The strategy of and the developments in the international communist movement.
The 20th Congress of the CPSU (1956) stands out as a turning point, since at that congress a series of opportunist positions were adopted on matters relating to the economy, the strategy of the communist movement and international relations. its thesis for a “variety of forms of transition to socialism, under certain conditions”, the line of “peaceful co-existence” was also linked to the possibility of a parliamentary transition to socialism in Europe, a strategy that already existed in a number of Communist Parties and ended up gaining the upper hand in most of them. This thesis constituted in essence a revision of the lessons of the Soviet revolutionary experience and a reformist social democratic strategy.
The assessment that there was a relationship of “subordination and dependency” of all and every capitalist country from the USA prevailed; a strategy of the “anti-monopoly government”, as a sort of stage between socialism and capitalism, that would solve problems of “dependency” from the USA, was adopted.
The attitude of several C.P’s towards social democracy was part of this strategy. The view that social democracy could be distinguished into a “left” and a “right” wing became dominant, seriously weakening the ideological struggle against it.
At the 22nd Congress of the CPSU (1961) further mistaken assessments and approaches concerning “developed socialism” , the “end of class struggle” and “state of the whole people” were adopted. In Western Europe, in the ranks of many CPs, under the pretext of the national peculiarities of each country, the opportunist current known as “Euro-communism” held sway, a current which denied the scientific laws of the socialist revolution, the dictatorship of the proletariat and revolutionary struggle in general.
The correlation of forces in the struggle being waged during the entire preceding period was altered, with a turn in favor of the revisionist-opportunist positions, with the result that the Party gradually began to lose its revolutionary characteristics. In the decade of the 1980s, with perestroika, opportunism fully developed into a traitorous, counter-revolutionary force.We are continuing the investigation of all the factors which contributed to counterrevolution.
The developments do not vindicate the overall stance of the “Maoist” current vis-a-vis the construction of socialism in the USSR, the characterization of the USSR as social-imperialist, the support to counter-revolutionary and openly reactionary forces, the rapprochement of China with the USA, as well as the inconsistencies in matters of socialist construction in China (e.g. the recognition of the national bourgeoisie as an ally in socialist construction, etc.).Our own critical assessment considers as given the defence of the construction of socialism in the USSR and in the other countries and their contribution.

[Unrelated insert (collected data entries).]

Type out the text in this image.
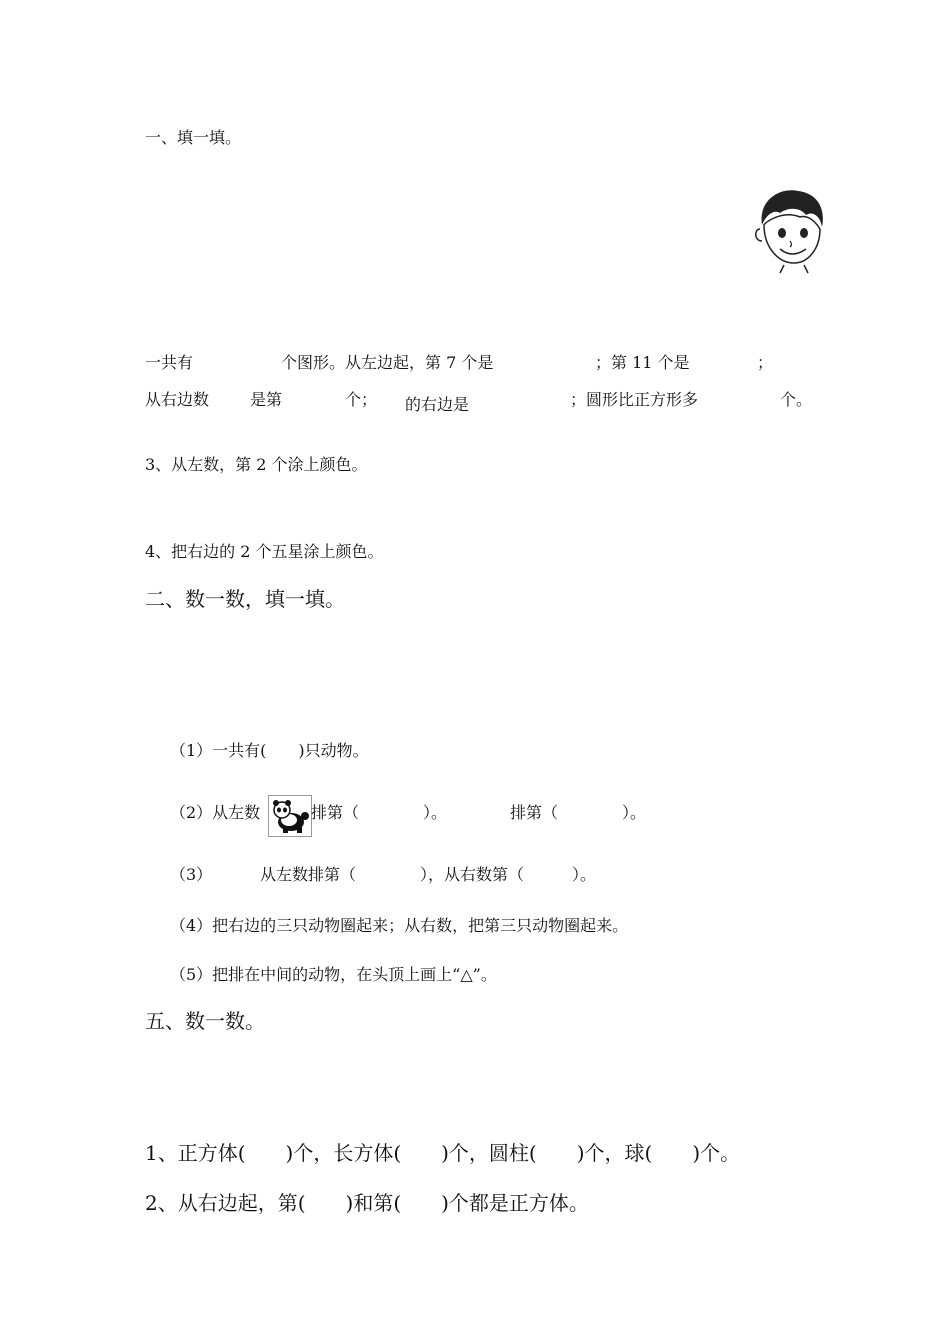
一、填一填。
一共有	个图形。从左边起，第 7 个是	；第 11 个是	；
从右边数	是第	个； 的右边是	；圆形比正方形多	个。
3、从左数，第 2 个涂上颜色。
4、把右边的 2 个五星涂上颜色。
二、数一数，填一填。
（1）一共有(　　)只动物。
（2）从左数	排第（　　　　）。	排第（　　　　）。
（3）	从左数排第（　　　　），从右数第（　　　）。
（4）把右边的三只动物圈起来；从右数，把第三只动物圈起来。
（5）把排在中间的动物，在头顶上画上“△”。
五、数一数。
1、正方体(　　)个，长方体(　　)个，圆柱(　　)个，球(　　)个。
2、从右边起，第(　　)和第(　　)个都是正方体。
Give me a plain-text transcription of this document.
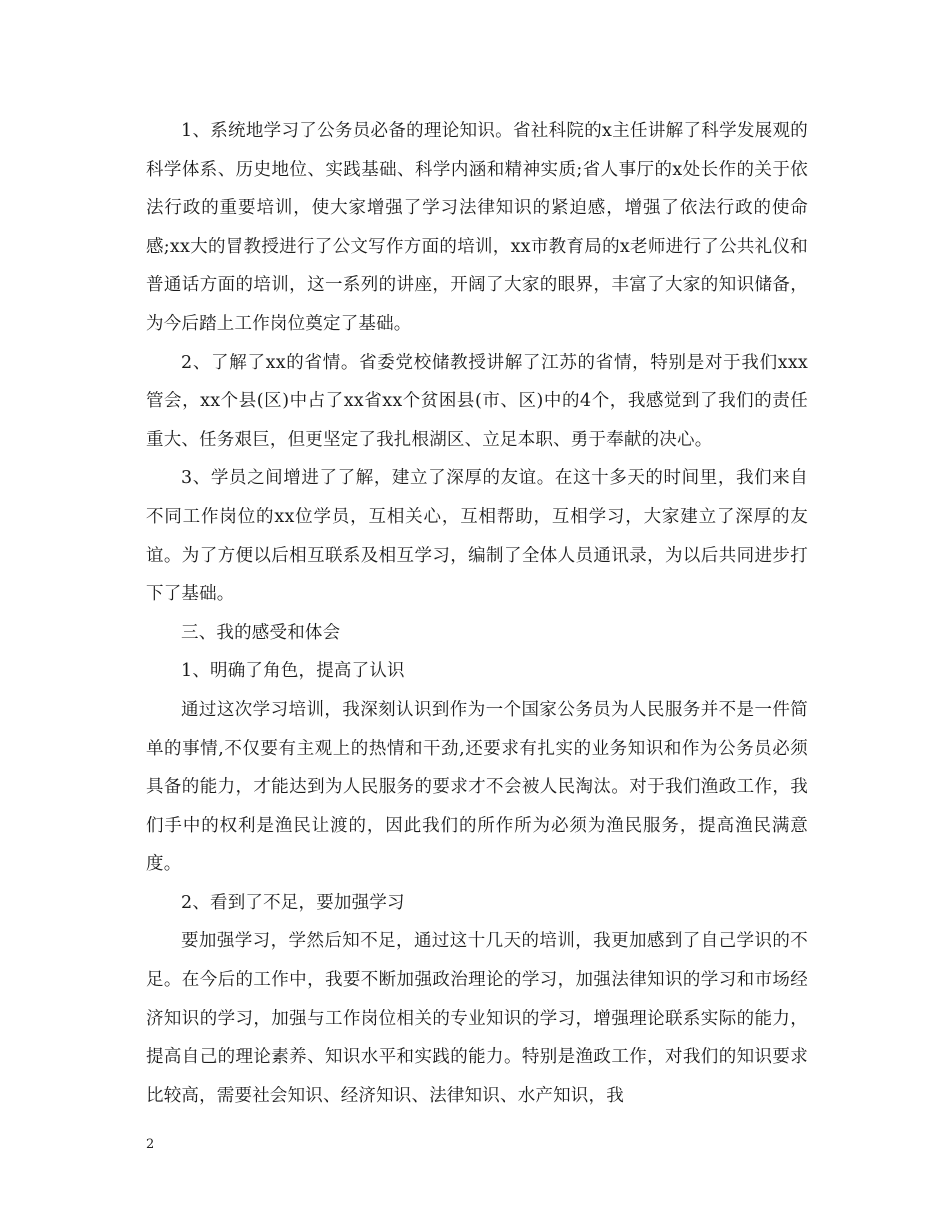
1、系统地学习了公务员必备的理论知识。省社科院的x主任讲解了科学发展观的科学体系、历史地位、实践基础、科学内涵和精神实质;省人事厅的x处长作的关于依法行政的重要培训，使大家增强了学习法律知识的紧迫感，增强了依法行政的使命感;xx大的冒教授进行了公文写作方面的培训，xx市教育局的x老师进行了公共礼仪和普通话方面的培训，这一系列的讲座，开阔了大家的眼界，丰富了大家的知识储备，为今后踏上工作岗位奠定了基础。

2、了解了xx的省情。省委党校储教授讲解了江苏的省情，特别是对于我们xxx管会，xx个县(区)中占了xx省xx个贫困县(市、区)中的4个，我感觉到了我们的责任重大、任务艰巨，但更坚定了我扎根湖区、立足本职、勇于奉献的决心。

3、学员之间增进了了解，建立了深厚的友谊。在这十多天的时间里，我们来自不同工作岗位的xx位学员，互相关心，互相帮助，互相学习，大家建立了深厚的友谊。为了方便以后相互联系及相互学习，编制了全体人员通讯录，为以后共同进步打下了基础。

三、我的感受和体会

1、明确了角色，提高了认识

通过这次学习培训，我深刻认识到作为一个国家公务员为人民服务并不是一件简单的事情,不仅要有主观上的热情和干劲,还要求有扎实的业务知识和作为公务员必须具备的能力，才能达到为人民服务的要求才不会被人民淘汰。对于我们渔政工作，我们手中的权利是渔民让渡的，因此我们的所作所为必须为渔民服务，提高渔民满意度。

2、看到了不足，要加强学习

要加强学习，学然后知不足，通过这十几天的培训，我更加感到了自己学识的不足。在今后的工作中，我要不断加强政治理论的学习，加强法律知识的学习和市场经济知识的学习，加强与工作岗位相关的专业知识的学习，增强理论联系实际的能力，提高自己的理论素养、知识水平和实践的能力。特别是渔政工作，对我们的知识要求比较高，需要社会知识、经济知识、法律知识、水产知识，我

2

We also study the impact of the problems of ideological and strategic unity expressed during the entire course of the Communist International (CI), regarding the character of the revolution, the nature of the coming war following the rise of fascism in Germany and the attitude vis-a-vis Social democracy. Irrespective of the reasons which led to the dissolution of the CI, there is an objective need for the international communist movement to formulate a unified revolutionary strategy, to plan and coordinate its activity.

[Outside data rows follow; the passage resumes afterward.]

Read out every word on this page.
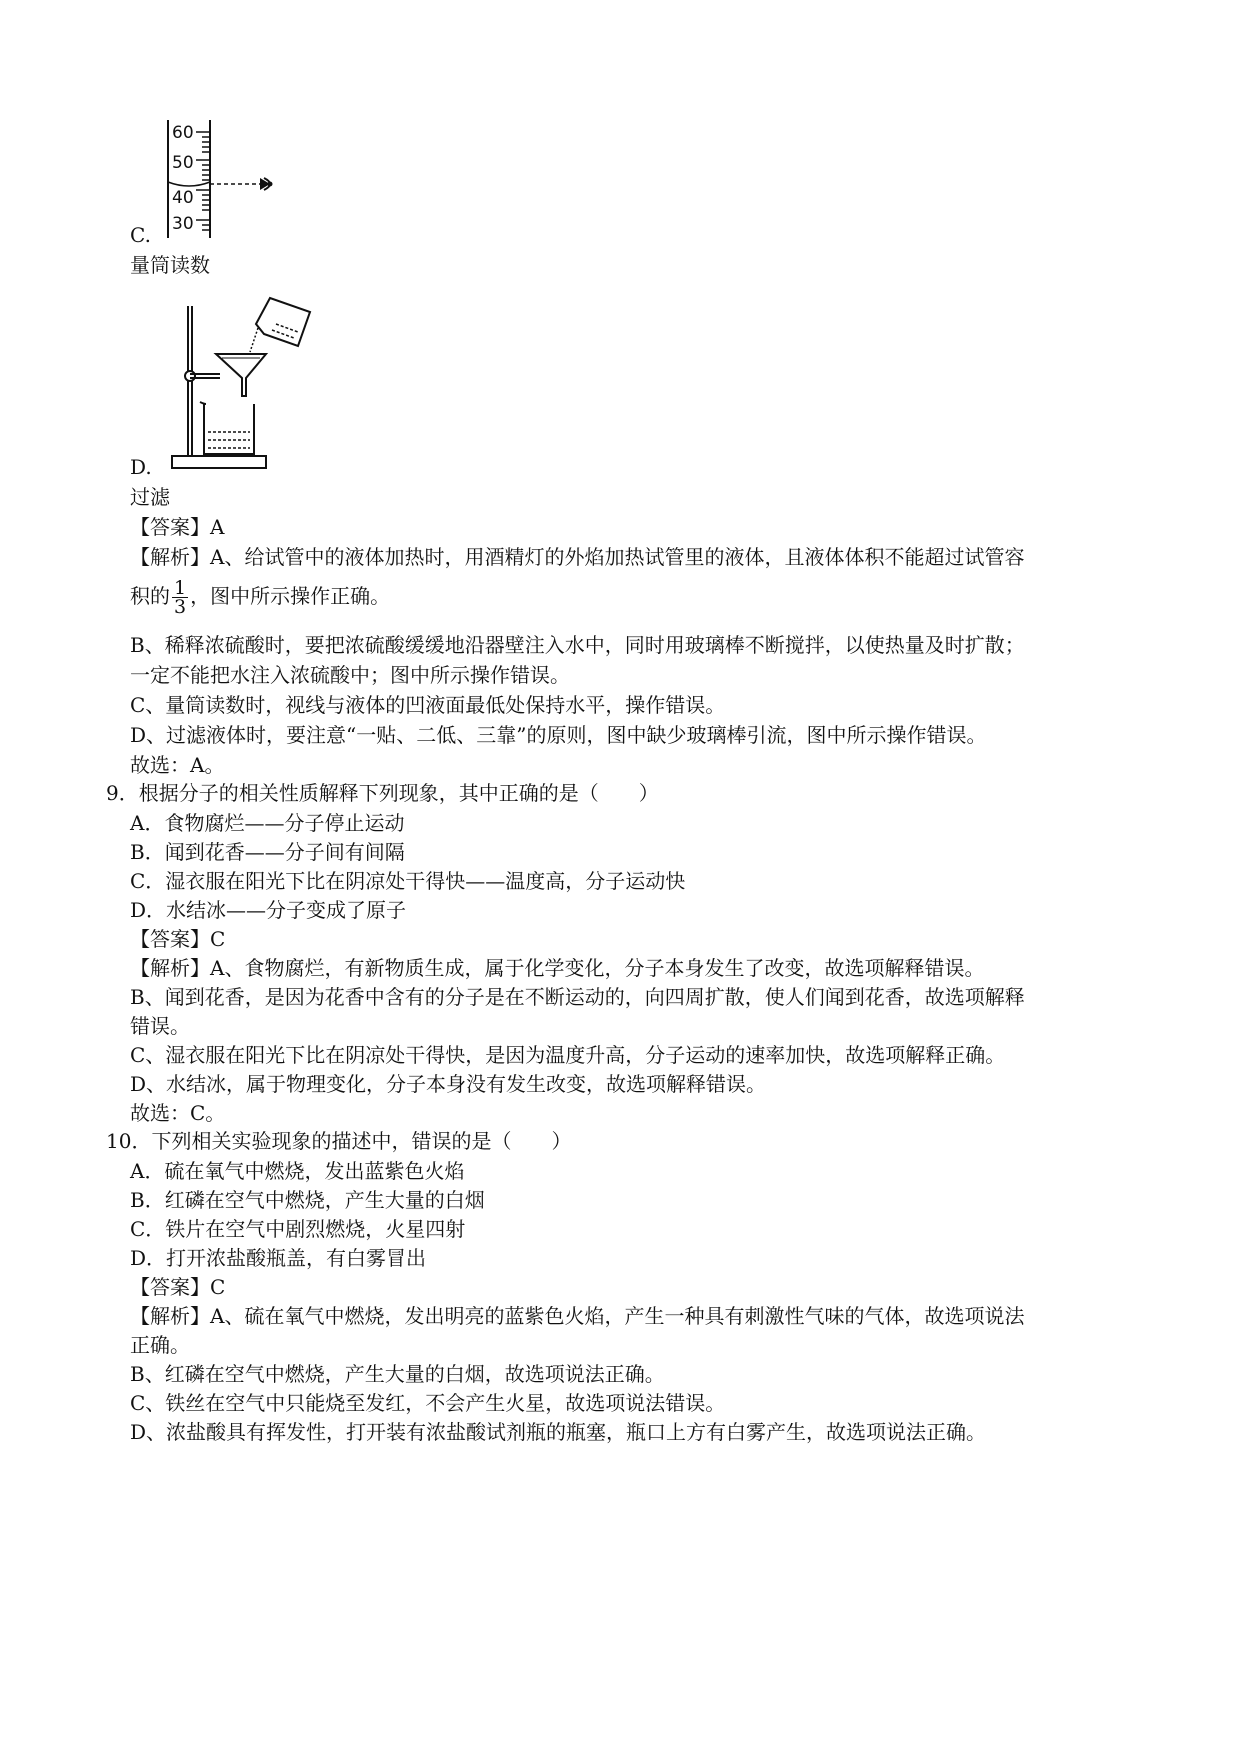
60
50
40
30
C.
量筒读数
D.
过滤
【答案】A
【解析】A、给试管中的液体加热时，用酒精灯的外焰加热试管里的液体，且液体体积不能超过试管容
积的 $\frac{1}{3}$ ，图中所示操作正确。
B、稀释浓硫酸时，要把浓硫酸缓缓地沿器壁注入水中，同时用玻璃棒不断搅拌，以使热量及时扩散；
一定不能把水注入浓硫酸中；图中所示操作错误。
C、量筒读数时，视线与液体的凹液面最低处保持水平，操作错误。
D、过滤液体时，要注意“一贴、二低、三靠”的原则，图中缺少玻璃棒引流，图中所示操作错误。
故选：A。
9．根据分子的相关性质解释下列现象，其中正确的是（　　）
A．食物腐烂——分子停止运动
B．闻到花香——分子间有间隔
C．湿衣服在阳光下比在阴凉处干得快——温度高，分子运动快
D．水结冰——分子变成了原子
【答案】C
【解析】A、食物腐烂，有新物质生成，属于化学变化，分子本身发生了改变，故选项解释错误。
B、闻到花香，是因为花香中含有的分子是在不断运动的，向四周扩散，使人们闻到花香，故选项解释
错误。
C、湿衣服在阳光下比在阴凉处干得快，是因为温度升高，分子运动的速率加快，故选项解释正确。
D、水结冰，属于物理变化，分子本身没有发生改变，故选项解释错误。
故选：C。
10．下列相关实验现象的描述中，错误的是（　　）
A．硫在氧气中燃烧，发出蓝紫色火焰
B．红磷在空气中燃烧，产生大量的白烟
C．铁片在空气中剧烈燃烧，火星四射
D．打开浓盐酸瓶盖，有白雾冒出
【答案】C
【解析】A、硫在氧气中燃烧，发出明亮的蓝紫色火焰，产生一种具有刺激性气味的气体，故选项说法
正确。
B、红磷在空气中燃烧，产生大量的白烟，故选项说法正确。
C、铁丝在空气中只能烧至发红，不会产生火星，故选项说法错误。
D、浓盐酸具有挥发性，打开装有浓盐酸试剂瓶的瓶塞，瓶口上方有白雾产生，故选项说法正确。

KKE along with other communist parties and Marxists scientists, particularly from the countries that were engaging in socialist construction in the past, will continue researching further the specific subjects being pinpointed by the 18th Congress, in cooperation with other communist forces.
The only way out and the inevitable perspective remains socialism, despite the defeat at the end of the 20th century and despite the imperialist distortion and anticommunist attack.
The counterrevolutionary overthrows do not change the character of the epoch. The 21st century will be the century of a new upsurge of the world revolutionary movement and of a new series of social revolutions.